Lytton se aproximou de Rita e cochichou próximo ao ouvida dela, de forma que apenas ela podia escutar o que ele dizia, e então perguntou:

—  Você não vai fazer isso de verdade, não é?

— Não vou – respondeu sem qualquer hesitação. – Mas a presidente é meio ingênua, então é fácil enganar ela com propostas simples assim.

— Entendo. Nesse caso, que tal aumentar a carga horária dela nos fins de semana e remover o intervalo para o “chá com bolo” das terças e quintas?

— Isso parece ser interessante – ponderou ela. – Se tentarmos fazer isso rapidamente, ela vai perceber. O melhor jeito é ir aumentando sua carga horário de trabalho aos poucos enquanto seus intervalos são diminuídos gradativamente. Posso tentar fazer isso.

— Ótimo. Desse jeito podemos conseguir terminar de assinar os documentos até o prazo de entrega.

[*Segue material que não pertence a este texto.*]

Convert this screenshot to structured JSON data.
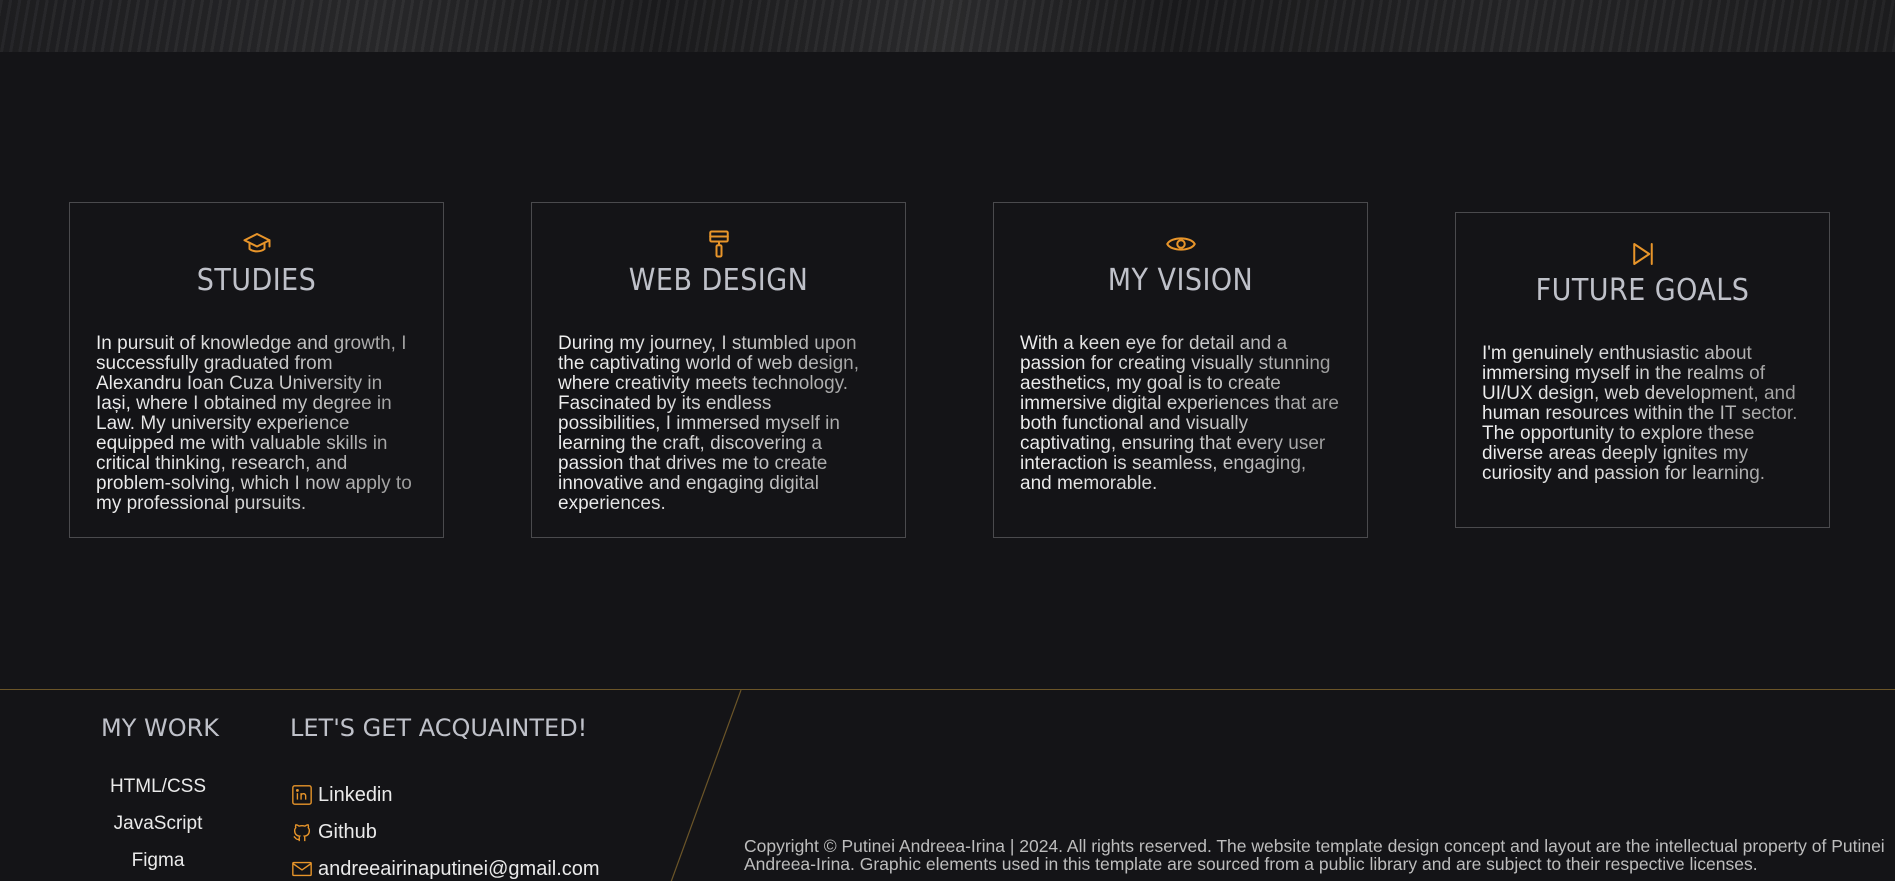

Helena, que apesar de não revelar isso aos outros, possuía uma audição impecável e podia escutar perfeitamente os dois membros cochichando entre si com sorrisos obscuros, conspirando para aumentar a carga de trabalho da presidente do conselho estudantil, enquanto a mesma ainda comemorava sem fazer ideia dos planos sombrios que a aguardavam futuramente.

— Quanto besteira – resmungou Nebrissa. – Eu não tenho intenção de ficar perdendo meu tempo aqui com essas asneiras sem sentido dessa mulher.

Ela passou pelo trio os ignorando completamente e se dirigiu à porta.

— Acredito que ainda não tenhamos terminado de conversar.

Mas congelou no mesmo instante no lugar em que estava.

Não apenas ela, todos os outros ali sentiram seus corpos estremecerem com tais palavras ditas pela garota de cabelos vermelhos. Ela disse aquilo não como a garota excêntrica e espalhafatosa de antes, mas como a presidente do conselho estudantil daquela academia. Embora houvesse um sorriso cordial em seu rosto, havia algo por detrás daquilo que a tornava incrivelmente assustadora.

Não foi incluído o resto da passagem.